The Vienna election does not take place in the fall, but already on April 27, yet the issue of budget woes has already become alarmingly prominent for the SPÖ of Mayor Michael Ludwig. Statistics Austria has just announced that the national deficit last year was much higher than already feared.
In Vienna itself, one might have originally expected even worse figures; however, the over one and a half billion euros of new debt for the city is exorbitant: It corresponds roughly to the total amount reported for all other Austrian municipalities as well as the federal states of Lower Austria and Burgenland.
Worse: This year, the city expects a deficit of up to 3.8 billion euros. This is – for the municipal level – an almost unbelievable level. And it will lead to painful cuts becoming inevitable after the election.
All the more remarkable is that the question of political responsibility for this mess is so neglected. It is clear: Part of the blame lies with former Finance City Councillor Peter Hanke (SPÖ). However, he does not have to face any consequences. At the request of Ludwig and with the approval of SPÖ federal party leader, Vice Chancellor Andreas Babler, he has, in a way, been rewarded and was made Minister of Transport a few weeks ago.
Budgetary failure is quite obviously irrelevant at all levels in Austria. Citizens will have their services cut afterwards. But otherwise? At the federal level, former Chancellor Karl Nehammer, together with former Finance Minister Magnus Brunner, claimed until the national election in September that there would be no austerity package; that an economic upswing would make such a package unnecessary. Today we know: They misled the people about the true situation, to put it mildly. And instead of a boom, a recession is still ongoing.

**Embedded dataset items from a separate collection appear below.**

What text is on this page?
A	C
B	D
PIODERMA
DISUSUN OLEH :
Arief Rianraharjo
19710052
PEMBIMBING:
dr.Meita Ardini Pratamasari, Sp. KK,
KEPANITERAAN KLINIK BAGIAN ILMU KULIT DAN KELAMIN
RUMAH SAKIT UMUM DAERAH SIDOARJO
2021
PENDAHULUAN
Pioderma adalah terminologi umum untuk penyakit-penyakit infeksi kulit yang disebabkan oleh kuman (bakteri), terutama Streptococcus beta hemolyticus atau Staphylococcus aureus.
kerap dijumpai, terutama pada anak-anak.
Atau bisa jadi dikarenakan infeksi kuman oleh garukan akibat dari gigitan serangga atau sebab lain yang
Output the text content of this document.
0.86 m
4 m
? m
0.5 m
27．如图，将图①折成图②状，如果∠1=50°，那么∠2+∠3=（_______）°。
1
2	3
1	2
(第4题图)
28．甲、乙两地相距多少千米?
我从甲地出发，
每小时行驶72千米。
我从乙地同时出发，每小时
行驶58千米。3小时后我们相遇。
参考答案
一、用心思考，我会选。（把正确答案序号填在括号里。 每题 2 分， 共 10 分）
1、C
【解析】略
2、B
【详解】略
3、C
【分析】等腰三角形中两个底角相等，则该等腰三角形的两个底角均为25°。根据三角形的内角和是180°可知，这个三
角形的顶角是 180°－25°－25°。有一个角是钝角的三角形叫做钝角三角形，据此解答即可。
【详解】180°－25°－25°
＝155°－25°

The former Chancellor and his then Finance Minister were still rewarded: Karl Nehammer has been nominated by the current Finance Minister Markus Marterbauer (SPÖ) for a director position at the European Investment Bank, and Brunner is already an EU Commissioner.
FPÖ leader Herbert Kickl says thank you: He may personally be in a crisis because he deprived himself of the chancellorship. However, it is quite possible that he will get a second chance sooner or later. Work is being done on this: It fits his narrative that elites have lost all sense of what is acceptable and what is not; that they arrange things for themselves but impose austerity packages on the people.
ÖVP and SPÖ should not be surprised if Kickl is even further ahead with his party in the next national election or if they fall even further behind.
Johannes Huber runs the blog dieSubstanz.at – Analyses and Backgrounds on Politics
This article has been automatically translated, read the original article here.